Speaking of the advice he would give to anyone hoping to improve their game, technique & get the most out of each training session Kieran stated “I think the best advice I could give anyone is to prepare to be in it for the long haul. Don’t expect to see big results overnight, it takes time. It can take years to feel comfortable with some of the movements. You have to be patient and trust the process. Every time you come to class have the mindset that you’re aiming to improve and get better. It’s a lot easier said than done. Try going to training with a specific plan in mind and focus on working on that. Sometimes it will work out the way you want it to and sometimes it won’t, and that’s okay. Write down what you did, what went wrong and what went well. Having that record of your training will help you to take ownership of your mistakes and address the problems at hand. Above all else time on the mat is everything. You can put the best plans in place, you can watch all the tutorial videos but it all comes down to time spent on the mats.”

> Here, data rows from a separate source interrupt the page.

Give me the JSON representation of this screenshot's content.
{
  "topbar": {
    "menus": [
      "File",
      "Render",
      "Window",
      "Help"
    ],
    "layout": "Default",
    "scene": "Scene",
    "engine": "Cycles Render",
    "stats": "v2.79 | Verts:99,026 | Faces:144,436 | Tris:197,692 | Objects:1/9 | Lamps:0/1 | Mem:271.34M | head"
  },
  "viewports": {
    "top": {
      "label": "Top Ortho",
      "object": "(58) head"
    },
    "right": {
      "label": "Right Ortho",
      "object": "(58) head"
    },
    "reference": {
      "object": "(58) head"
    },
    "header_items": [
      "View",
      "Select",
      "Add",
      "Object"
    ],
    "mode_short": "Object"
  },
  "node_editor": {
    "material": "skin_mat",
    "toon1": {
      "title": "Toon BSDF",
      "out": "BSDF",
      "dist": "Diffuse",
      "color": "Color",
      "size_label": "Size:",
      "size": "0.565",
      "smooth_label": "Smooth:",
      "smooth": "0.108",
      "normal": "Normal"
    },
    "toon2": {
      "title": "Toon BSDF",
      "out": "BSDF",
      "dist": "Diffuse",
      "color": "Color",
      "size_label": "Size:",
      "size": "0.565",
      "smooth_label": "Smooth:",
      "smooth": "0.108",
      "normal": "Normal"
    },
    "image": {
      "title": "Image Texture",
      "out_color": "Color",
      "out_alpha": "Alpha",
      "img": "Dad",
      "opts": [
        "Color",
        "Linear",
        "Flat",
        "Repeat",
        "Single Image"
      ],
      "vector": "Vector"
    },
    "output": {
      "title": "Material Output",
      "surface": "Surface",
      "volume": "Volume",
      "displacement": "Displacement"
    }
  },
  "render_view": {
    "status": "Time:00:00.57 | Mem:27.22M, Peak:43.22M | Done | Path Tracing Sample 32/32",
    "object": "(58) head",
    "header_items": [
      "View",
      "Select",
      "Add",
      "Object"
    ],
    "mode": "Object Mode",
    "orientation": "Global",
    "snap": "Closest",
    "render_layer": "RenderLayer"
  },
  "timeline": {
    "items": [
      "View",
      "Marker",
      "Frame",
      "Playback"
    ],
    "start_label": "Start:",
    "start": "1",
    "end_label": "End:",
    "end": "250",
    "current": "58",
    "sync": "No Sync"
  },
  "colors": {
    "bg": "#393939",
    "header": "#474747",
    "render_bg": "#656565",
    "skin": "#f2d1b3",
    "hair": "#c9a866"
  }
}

Although Kieran has accumulated an impressive collection of achievements throughout his journey as an athlete, he insists that his competitive career is far from over, stating “My main goal as an athlete for the moment is to win the European trials and qualify for ADCC. I’d love to win the Polaris middleweight belt. They’re where my focus is set at the moment but in the meantime I’ll take on any superfights or challenges that come my way. I want to test myself as a martial artist and an athlete at every given opportunity. I want to look back on my career one day and know that I left no stone unturned. In the longer term my future lies in coaching. As a coach my goal is to create blackbelts that are better than me and will go on to become world champions in MMA and jiu jitsu.”
As a keen advocate of the Irish Mixed Martial Arts Association Kieran spoke proudly of his reasons for joining and supporting the organisation stating “I think it’s important for us all to come together and be a part of an association that connects us all as gym owners, coaches and athletes. There is great strength in unity. When we all join together we have more power to push the sport forward in the right direction to create a better future for our athletes. The more great minds we have working together will mean better ideas and opportunities in the future. Together we can raise the standards of MMA in Ireland and set the precedent worldwide for other countries to follow.”
The Irish Mixed Martial Arts Association would like to sincerely thank Kieran and all of his coaches and members at SBG Tullamore for their ongoing support as we continue to strive for the progression of Irish MMA. We would like to wish Kieran and his team the very best of luck and skill in their endeavors and we look forward to watching their progression and achievements within the sport in the future.